Landlords have pushed for substantial rent increases at the higher end of the proposed range. They argue that new state rent laws approved in 2019 favoring tenants already made conditions more difficult for landlords.

“This is a starting point for owners to recover from eight years of rent freezes and inadequate guidelines, and the draconian changes to the state’s rent laws,” said Vito Signorile, a vice president at the Rent Stabilization Association, which represents about 25,000 owners.

The rent board has nine members, all appointed by the mayor: five representatives of the public, two of owners and two of tenants. Mr. Adams has named three appointees since taking office.

His choice in March of Arpit Gupta, a finance professor at N.Y.U. and an adjunct fellow at the right-leaning Manhattan Institute, as a representative of the public raised concern among tenant advocates.

Mr. Gupta told Vox last year that he was a “little skeptical of rent control.” He declined a request for an interview on Wednesday.

Brad Lander, the city comptroller, said that appointing someone “who has expressed skepticism about the entire system of rent regulation is deeply troubling.” He urged the board to reconsider its proposed increases.

“While a modest rent increase may be merited this year, Mayor Adams’s appointed board must not return to the days of Giuliani and Bloomberg’s unreasonably high increases,” Mr. Lander said.

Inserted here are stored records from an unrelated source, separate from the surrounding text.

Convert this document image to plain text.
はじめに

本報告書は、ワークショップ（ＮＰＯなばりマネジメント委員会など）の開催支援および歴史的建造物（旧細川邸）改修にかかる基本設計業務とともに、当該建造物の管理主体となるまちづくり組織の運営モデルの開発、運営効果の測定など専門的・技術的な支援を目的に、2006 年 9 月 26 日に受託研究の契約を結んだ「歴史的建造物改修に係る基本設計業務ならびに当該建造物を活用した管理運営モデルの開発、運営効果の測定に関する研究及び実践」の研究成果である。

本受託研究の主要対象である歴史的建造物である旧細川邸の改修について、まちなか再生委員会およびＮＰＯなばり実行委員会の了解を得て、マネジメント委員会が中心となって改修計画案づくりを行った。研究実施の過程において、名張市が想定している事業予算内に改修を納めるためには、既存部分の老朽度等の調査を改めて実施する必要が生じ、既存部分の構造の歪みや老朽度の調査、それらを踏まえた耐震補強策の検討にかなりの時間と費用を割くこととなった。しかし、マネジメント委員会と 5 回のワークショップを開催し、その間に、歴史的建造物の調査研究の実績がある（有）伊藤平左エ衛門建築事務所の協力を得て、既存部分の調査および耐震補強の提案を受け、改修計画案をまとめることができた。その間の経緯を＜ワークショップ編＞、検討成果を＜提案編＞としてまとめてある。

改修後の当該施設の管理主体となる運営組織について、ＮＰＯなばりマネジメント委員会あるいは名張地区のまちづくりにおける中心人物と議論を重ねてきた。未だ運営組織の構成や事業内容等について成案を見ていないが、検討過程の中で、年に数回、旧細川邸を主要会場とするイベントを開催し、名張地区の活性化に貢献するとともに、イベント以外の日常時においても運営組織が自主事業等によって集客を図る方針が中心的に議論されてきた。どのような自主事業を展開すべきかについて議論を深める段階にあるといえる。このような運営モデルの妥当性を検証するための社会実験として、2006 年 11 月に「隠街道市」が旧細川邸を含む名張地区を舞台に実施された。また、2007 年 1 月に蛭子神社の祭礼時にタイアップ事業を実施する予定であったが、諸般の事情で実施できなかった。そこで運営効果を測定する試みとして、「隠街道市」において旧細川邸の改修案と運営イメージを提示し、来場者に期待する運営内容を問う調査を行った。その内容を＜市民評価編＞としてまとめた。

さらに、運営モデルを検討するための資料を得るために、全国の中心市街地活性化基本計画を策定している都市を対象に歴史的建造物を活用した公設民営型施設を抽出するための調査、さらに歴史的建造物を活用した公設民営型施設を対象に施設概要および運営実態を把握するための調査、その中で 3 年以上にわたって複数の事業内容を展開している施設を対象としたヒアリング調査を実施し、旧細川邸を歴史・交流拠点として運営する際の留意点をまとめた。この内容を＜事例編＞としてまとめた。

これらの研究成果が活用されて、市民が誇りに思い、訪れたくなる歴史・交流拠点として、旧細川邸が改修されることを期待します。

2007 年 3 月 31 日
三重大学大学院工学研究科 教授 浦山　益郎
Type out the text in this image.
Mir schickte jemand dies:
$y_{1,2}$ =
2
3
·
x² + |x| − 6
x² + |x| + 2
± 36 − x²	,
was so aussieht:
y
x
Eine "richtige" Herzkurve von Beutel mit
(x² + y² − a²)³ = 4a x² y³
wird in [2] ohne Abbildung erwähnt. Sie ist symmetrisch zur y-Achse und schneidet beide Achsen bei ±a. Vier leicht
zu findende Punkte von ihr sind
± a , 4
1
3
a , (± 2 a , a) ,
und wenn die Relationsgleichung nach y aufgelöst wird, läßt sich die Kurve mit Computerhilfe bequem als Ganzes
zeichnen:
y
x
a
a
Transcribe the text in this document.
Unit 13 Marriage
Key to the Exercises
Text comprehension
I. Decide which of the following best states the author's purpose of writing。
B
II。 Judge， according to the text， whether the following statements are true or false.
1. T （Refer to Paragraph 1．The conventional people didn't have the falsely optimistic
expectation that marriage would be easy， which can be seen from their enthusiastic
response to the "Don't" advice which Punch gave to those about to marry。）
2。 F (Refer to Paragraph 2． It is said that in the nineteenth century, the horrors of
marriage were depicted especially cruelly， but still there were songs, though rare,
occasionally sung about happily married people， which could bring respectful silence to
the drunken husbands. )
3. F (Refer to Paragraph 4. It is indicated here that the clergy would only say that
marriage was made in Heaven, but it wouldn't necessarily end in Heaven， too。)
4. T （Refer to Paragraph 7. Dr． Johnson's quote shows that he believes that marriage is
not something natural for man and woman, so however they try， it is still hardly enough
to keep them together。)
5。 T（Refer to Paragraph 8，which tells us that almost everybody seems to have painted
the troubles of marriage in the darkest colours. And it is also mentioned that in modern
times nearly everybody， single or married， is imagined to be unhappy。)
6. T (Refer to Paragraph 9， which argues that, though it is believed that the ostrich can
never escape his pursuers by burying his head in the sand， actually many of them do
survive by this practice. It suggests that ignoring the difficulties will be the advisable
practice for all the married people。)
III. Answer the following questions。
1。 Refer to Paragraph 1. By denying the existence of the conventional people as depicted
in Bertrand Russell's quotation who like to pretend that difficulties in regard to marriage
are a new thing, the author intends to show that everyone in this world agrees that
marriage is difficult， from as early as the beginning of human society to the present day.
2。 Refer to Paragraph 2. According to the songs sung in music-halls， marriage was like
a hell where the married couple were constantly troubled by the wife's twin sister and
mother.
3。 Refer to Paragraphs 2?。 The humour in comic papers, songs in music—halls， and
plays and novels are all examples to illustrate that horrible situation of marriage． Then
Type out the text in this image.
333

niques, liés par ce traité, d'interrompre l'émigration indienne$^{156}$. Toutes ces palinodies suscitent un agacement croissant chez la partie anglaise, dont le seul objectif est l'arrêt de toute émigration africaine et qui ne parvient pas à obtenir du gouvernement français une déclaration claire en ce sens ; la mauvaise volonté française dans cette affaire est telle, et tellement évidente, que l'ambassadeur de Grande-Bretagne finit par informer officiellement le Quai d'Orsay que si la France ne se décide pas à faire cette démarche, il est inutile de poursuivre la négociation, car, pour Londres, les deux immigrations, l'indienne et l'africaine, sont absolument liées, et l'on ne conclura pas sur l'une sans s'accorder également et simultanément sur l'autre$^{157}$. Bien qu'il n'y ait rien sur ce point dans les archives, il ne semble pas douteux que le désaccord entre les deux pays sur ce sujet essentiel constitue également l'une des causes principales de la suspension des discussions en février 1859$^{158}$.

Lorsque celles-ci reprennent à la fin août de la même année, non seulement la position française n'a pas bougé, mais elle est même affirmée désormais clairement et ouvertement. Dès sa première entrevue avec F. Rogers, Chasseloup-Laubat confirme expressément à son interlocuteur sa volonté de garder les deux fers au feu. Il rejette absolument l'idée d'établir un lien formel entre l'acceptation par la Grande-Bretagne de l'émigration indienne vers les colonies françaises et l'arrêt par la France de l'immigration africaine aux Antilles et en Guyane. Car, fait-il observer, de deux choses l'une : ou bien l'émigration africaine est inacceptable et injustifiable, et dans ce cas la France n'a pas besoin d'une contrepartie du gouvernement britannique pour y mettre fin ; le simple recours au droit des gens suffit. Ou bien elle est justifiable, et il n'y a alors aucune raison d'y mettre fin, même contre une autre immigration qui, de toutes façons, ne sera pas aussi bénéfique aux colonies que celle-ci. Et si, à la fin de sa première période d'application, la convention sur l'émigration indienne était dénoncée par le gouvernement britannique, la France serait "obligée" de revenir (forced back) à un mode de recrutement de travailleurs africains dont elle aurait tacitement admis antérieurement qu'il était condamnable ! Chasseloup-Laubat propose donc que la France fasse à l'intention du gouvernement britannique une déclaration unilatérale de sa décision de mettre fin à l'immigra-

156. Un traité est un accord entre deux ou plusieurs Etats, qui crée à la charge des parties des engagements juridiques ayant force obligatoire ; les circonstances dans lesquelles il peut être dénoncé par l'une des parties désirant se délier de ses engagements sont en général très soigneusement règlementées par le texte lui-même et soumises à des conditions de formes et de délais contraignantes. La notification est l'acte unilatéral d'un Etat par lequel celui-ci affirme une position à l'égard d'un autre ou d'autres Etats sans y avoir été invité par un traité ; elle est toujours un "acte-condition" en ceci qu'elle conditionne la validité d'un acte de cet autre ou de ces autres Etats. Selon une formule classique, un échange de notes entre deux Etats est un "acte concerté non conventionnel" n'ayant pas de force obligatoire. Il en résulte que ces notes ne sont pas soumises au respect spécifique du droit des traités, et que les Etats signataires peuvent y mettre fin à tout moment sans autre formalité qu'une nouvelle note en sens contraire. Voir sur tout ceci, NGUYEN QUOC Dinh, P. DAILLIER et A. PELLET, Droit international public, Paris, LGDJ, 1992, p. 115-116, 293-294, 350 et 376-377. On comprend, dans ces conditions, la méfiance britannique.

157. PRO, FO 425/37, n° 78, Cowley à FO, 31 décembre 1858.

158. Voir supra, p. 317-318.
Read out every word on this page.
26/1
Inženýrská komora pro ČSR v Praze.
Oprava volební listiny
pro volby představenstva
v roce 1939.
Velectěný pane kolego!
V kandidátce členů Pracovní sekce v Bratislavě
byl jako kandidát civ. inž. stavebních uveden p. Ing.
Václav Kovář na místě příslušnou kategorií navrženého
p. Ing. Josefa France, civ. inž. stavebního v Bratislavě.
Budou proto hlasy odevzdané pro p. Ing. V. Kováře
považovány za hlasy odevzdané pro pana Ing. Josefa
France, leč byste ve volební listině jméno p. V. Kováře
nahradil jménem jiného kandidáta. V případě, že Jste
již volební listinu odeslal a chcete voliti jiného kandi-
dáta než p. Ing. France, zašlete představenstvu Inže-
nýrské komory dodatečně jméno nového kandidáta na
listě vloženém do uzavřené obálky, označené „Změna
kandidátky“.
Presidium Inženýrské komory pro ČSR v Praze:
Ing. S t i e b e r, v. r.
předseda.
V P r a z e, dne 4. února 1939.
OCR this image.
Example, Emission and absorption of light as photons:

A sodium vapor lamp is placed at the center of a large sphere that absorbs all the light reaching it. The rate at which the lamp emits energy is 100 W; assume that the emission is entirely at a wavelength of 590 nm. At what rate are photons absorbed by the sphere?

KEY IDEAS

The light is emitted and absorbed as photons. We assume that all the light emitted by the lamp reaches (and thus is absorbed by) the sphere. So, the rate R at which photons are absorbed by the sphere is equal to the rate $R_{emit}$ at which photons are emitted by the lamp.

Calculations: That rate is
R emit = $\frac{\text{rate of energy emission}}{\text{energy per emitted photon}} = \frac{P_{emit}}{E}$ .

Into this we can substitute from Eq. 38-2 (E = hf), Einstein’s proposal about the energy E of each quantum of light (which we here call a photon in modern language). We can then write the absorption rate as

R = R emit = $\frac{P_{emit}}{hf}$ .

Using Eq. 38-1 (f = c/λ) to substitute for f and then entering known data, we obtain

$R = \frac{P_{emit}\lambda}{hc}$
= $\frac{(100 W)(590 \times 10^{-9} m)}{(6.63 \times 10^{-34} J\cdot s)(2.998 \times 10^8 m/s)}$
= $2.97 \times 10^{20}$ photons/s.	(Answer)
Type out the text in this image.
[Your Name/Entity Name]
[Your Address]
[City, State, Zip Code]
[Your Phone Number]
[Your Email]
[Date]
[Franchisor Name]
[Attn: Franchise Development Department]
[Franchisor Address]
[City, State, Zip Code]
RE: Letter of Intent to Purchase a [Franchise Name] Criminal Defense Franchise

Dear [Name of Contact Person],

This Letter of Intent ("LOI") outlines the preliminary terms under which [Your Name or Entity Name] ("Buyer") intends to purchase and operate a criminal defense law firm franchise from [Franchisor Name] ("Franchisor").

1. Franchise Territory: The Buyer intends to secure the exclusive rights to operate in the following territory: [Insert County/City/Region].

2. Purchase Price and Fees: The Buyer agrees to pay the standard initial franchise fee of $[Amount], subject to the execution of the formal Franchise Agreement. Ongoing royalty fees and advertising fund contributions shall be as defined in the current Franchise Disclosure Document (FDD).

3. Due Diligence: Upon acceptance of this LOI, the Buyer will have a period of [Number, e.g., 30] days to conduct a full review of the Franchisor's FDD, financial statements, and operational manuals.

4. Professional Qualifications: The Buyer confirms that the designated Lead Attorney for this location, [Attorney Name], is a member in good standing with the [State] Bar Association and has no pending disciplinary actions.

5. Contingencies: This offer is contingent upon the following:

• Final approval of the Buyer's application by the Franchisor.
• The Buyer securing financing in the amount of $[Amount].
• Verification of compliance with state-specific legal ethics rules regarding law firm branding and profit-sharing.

Mr. Adams also appointed Christina Smyth, a lawyer who says on LinkedIn that she represents “multifamily building owners,” as the landlords’ representative, and Adán Soltren, a staff attorney at the Legal Aid Society, a nonprofit that provides legal services to poor New Yorkers, as a representative of tenants.

Mr. Adams won a competitive Democratic primary last year with support from Black and Latino voters and working-class neighborhoods, but he is also close to business leaders and real estate developers.

Members of the Real Estate Board of New York, the real estate industry’s main lobbying arm, donated to Mr. Adams’s campaign or to a PAC that supported him.

Aby Rosen, a co-founder of RFR Realty, gave $100,000 to the PAC, called “Strong Leadership NYC,” and Gary Barnett, the founder of Extell Development Company, gave it $250,000. Other real estate executives like Richard LeFrak, C.E.O. of the LeFrak Organization, donated to Mr. Adams’s campaign.

Mr. Adams said last month that small landlords had been “decimated” by the pandemic and could lose their buildings to landlords who own thousands of units.

“What happens if they lose their buildings?” Mr. Adams said. “The megaguys come in and buy the buildings, and now we see the gentrification that we all say we fear.”

Dana Rubinstein and Mihir Zaveri contributed reporting.